Add optimizations doc

2025-12-15 17:21:31 -05:00 · 2025-12-15 17:21:31 -05:00 · 6fa800adc1
commit 6fa800adc1
parent f5130eaa43
1 changed files with 101 additions and 0 deletions
--- a/OPTIMIZATIONS.md
+++ b/OPTIMIZATIONS.md
@ -0,0 +1,101 @@
 # lofivor optimizations
 organized by performance goal. see journal.txt for detailed benchmarks.
 ## current ceiling
 - **100k entities @ 60fps** (AMD Radeon)
 - **50k entities @ 60fps** (i5-6500T integrated)
 - bottleneck: GPU-bound (update loop stays <1ms even at 100k)
 ---
 ## completed optimizations
 ### rendering pipeline (GPU)
 #### baseline: individual drawCircle
 - technique: `rl.drawCircle()` per entity
 - result: ~5k entities @ 60fps
 - problem: each call = separate GPU draw call
 #### optimization 1: texture blitting
 - technique: pre-render circle to 16x16 texture, `drawTexture()` per entity
 - result: ~50k entities @ 60fps
 - improvement: **10x** over baseline
 - why it works: raylib batches same-texture draws internally
 #### optimization 2: rlgl quad batching
 - technique: bypass `drawTexture()`, submit vertices directly via `rl.gl`
 - result: ~100k entities @ 60fps
 - improvement: **2x** over texture blitting, **20x** total
 - why it works: eliminates per-call overhead, vertices go straight to GPU buffer
 ---
 ## future optimizations
 ### milestone: push GPU ceiling higher
 these target the rendering bottleneck since update loop is already fast.
 | technique              | description                                                          | expected gain |
 | ---------------------- | -------------------------------------------------------------------- | ------------- |
 | increase batch buffer  | raylib default is 8192 vertices (2048 quads). larger = fewer flushes | moderate      |
 | GPU instancing         | single draw call for all entities, GPU handles transforms            | significant   |
 | compute shader updates | move entity positions to GPU entirely                                | significant   |
 | OpenGL vs Vulkan       | test raylib's Vulkan backend                                         | unknown       |
 #### rendering culling
 | technique          | description                              | expected gain          |
 | ------------------ | ---------------------------------------- | ---------------------- |
 | frustum culling    | skip entities outside view               | depends on game design |
 | LOD rendering      | reduce detail for distant/small entities | moderate               |
 | temporal rendering | update/render subset per frame           | moderate               |
 ---
 ### milestone: push CPU ceiling (when it becomes the bottleneck)
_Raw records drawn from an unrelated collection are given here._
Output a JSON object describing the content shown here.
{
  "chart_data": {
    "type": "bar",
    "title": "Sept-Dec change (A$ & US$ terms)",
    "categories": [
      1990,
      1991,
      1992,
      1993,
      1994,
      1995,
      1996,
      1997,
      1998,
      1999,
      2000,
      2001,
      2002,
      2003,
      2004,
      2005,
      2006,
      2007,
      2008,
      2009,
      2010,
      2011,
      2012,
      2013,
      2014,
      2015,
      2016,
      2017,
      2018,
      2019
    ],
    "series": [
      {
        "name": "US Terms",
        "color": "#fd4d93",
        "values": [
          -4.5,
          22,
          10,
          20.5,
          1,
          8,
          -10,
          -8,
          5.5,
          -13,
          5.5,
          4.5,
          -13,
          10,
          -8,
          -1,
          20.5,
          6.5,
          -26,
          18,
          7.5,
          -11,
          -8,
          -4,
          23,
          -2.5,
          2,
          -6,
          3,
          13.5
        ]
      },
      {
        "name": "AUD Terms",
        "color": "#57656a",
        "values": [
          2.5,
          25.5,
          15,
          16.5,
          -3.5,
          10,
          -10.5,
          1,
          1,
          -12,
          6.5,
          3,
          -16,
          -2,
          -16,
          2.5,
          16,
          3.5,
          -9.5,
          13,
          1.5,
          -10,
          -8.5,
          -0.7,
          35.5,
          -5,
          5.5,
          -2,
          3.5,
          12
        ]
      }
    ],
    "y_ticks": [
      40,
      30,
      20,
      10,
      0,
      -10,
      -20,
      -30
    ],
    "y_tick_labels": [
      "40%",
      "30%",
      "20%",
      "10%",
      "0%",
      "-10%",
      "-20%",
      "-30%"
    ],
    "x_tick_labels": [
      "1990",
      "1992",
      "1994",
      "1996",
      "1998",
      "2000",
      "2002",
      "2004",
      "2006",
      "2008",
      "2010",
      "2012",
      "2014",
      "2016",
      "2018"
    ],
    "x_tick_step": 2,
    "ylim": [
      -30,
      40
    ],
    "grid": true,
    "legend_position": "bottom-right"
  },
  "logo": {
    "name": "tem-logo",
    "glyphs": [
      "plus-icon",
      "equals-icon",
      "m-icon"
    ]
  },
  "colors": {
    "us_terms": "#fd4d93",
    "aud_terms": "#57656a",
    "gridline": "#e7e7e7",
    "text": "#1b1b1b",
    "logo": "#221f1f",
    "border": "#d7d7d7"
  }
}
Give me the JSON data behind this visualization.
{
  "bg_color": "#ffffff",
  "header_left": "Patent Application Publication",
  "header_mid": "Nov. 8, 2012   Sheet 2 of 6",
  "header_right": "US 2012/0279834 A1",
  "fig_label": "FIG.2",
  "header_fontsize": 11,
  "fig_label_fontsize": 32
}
 currently not the bottleneck - update stays <1ms at 100k. these become relevant when adding game logic, AI, or collision.
 #### collision detection
 | technique          | description                               | expected gain          |
 | ------------------ | ----------------------------------------- | ---------------------- |
 | uniform grid       | spatial hash, O(1) neighbor lookup        | high for dense scenes  |
 | quadtree           | adaptive spatial partitioning             | high for sparse scenes |
 | broad/narrow phase | cheap AABB check before precise collision | moderate               |
 #### update loop
 | technique        | description                                     | expected gain       |
 | ---------------- | ----------------------------------------------- | ------------------- |
 | SIMD (AVX2/SSE)  | vectorized position/velocity math               | 2-4x on update      |
 | struct-of-arrays | cache-friendly memory layout for SIMD           | enables better SIMD |
 | multithreading   | thread pool for parallel entity updates         | scales with cores   |
 | fixed-point math | integer math, deterministic, potentially faster | minor-moderate      |
 #### memory layout
 | technique             | description                           | expected gain               |
 | --------------------- | ------------------------------------- | --------------------------- |
 | cache-friendly layout | hot data together, cold data separate | reduces cache misses        |
 | entity pools          | pre-allocated, reusable entity slots  | reduces allocation overhead |
 | component packing     | minimize struct padding               | better cache utilization    |
 ---
 ## testing methodology
 1. set target entity count
 2. run for 30+ seconds
 3. record frame times (target: stable 16.7ms)
 4. note when 60fps breaks
 5. compare update_ms vs render_ms to identify bottleneck
 see journal.txt for raw benchmark data.